The system could be hard-wired to generate a crime reference number, sent directly to your inbox – eliminating the need for any human intervention. Back in May, the now-retired Chief Constable Sir Iain Livingstone said that Police Scotland was ‘institutionally racist and discriminatory’, provoking understandable fury among the demoralised rank and file.

Like the rest of us, they would rather their boss had spoken out to condemn criminals rather than his own staff.

Now many of them are angry that the current leadership has publicly stated that not all crimes will be investigated – it’s not an easy time to be a police officer if you’re interested in catching bad guys, and most of them are.

It is true that Police Scotland is locked in a permanent funding crisis thanks to the SNP, with manpower at a historic low.

But that doesn’t automatically clear top brass of blame for this disgraceful surrender – one that it will come to regret, in time, when crime rates rise, stoked by criminals who know the chances of any effective sanction are somewhere between negligible and non-existent.

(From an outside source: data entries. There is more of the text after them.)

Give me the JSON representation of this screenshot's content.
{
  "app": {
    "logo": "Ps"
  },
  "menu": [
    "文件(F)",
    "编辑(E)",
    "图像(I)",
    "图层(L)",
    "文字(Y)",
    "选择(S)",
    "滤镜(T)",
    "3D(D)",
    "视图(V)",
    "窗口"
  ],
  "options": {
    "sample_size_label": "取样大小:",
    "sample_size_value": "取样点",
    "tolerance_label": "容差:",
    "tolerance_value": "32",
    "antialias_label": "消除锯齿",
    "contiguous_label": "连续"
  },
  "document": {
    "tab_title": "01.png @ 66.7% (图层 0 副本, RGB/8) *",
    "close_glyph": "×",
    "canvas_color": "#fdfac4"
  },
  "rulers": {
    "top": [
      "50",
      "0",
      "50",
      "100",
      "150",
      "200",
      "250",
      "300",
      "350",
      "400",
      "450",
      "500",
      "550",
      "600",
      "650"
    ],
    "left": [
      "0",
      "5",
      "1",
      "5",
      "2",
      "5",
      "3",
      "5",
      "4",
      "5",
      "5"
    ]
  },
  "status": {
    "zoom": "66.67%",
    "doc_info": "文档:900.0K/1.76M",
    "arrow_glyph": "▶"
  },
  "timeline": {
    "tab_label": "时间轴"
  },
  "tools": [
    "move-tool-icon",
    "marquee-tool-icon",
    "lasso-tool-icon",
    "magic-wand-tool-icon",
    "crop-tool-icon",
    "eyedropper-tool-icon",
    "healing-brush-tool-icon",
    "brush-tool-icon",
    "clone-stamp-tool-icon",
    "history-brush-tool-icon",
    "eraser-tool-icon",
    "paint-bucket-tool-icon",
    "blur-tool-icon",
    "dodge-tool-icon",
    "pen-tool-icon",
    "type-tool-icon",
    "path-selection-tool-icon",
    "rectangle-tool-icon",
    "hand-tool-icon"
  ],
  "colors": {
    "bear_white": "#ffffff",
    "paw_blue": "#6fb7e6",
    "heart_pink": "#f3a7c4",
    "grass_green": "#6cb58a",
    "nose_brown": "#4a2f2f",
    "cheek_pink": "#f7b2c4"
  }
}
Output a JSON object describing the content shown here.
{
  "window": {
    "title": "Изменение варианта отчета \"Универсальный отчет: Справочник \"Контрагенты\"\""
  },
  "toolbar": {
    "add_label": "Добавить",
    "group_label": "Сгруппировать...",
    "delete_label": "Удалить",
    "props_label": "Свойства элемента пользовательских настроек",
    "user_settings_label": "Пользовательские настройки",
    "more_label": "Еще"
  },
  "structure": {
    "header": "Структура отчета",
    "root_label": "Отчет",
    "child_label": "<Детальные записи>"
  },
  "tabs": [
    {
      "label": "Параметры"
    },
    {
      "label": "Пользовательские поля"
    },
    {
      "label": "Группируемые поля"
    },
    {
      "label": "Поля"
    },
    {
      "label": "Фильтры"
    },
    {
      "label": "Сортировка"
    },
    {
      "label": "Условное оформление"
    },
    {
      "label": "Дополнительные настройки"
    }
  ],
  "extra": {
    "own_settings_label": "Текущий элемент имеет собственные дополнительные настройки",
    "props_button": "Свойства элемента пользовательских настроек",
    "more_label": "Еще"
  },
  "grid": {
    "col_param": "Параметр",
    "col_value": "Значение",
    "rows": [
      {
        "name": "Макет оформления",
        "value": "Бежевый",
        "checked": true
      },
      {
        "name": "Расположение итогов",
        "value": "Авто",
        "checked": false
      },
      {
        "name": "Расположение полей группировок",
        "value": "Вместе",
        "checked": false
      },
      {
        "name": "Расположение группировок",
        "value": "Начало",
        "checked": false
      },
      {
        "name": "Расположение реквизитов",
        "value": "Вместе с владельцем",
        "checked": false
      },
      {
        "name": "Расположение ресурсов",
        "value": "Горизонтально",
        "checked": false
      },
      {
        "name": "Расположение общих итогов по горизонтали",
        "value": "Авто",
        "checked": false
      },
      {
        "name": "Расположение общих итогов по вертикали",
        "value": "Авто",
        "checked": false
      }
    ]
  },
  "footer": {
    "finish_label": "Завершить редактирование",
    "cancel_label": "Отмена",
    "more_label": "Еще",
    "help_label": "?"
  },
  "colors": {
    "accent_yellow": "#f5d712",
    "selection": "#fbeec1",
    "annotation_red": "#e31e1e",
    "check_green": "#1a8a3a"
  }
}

In the 2021 SNP manifesto, which had a beaming Nicola Sturgeon on the front page under the title Scotland’s Future, a ‘key priority’ was ‘supporting the police system in Scotland to protect vulnerable people, tackle crime and work with communities for a safe, protected and resilient Scotland’.

There was no mention of approval for police turning a blind eye to certain crimes, but a couple of years down the line that’s precisely where we’ve ended up.

In the courts, guidelines devised by the Scottish Sentencing Council (SSC), set up by the SNP Government, mean that under-25s are treated with kid gloves on the grounds of their supposedly immature brains – leading, in one case, to community service for a child rapist.

Sentencing

In 2021, the SSC, led by Lady Dorrian, Scotland’s second-most senior judge, published an analysis of consultation feedback showing that more than 70 per cent of respondents were against the guidance on sentencing younger offenders.

But the proposal was approved by the SSC after local authorities and charities voiced support for the move.

This lunacy is being foisted on us by an increasingly unaccountable elite wedded to a warped liberal ideology – and we didn’t vote for any of it.

The only beneficiaries are criminals, whose rights have been prioritised over those of their victims for years.

And now, unforgivably, more of them will get off scot-free thanks to soft-touch police and prosecutors, with the blessing of a weak and incompetent Government.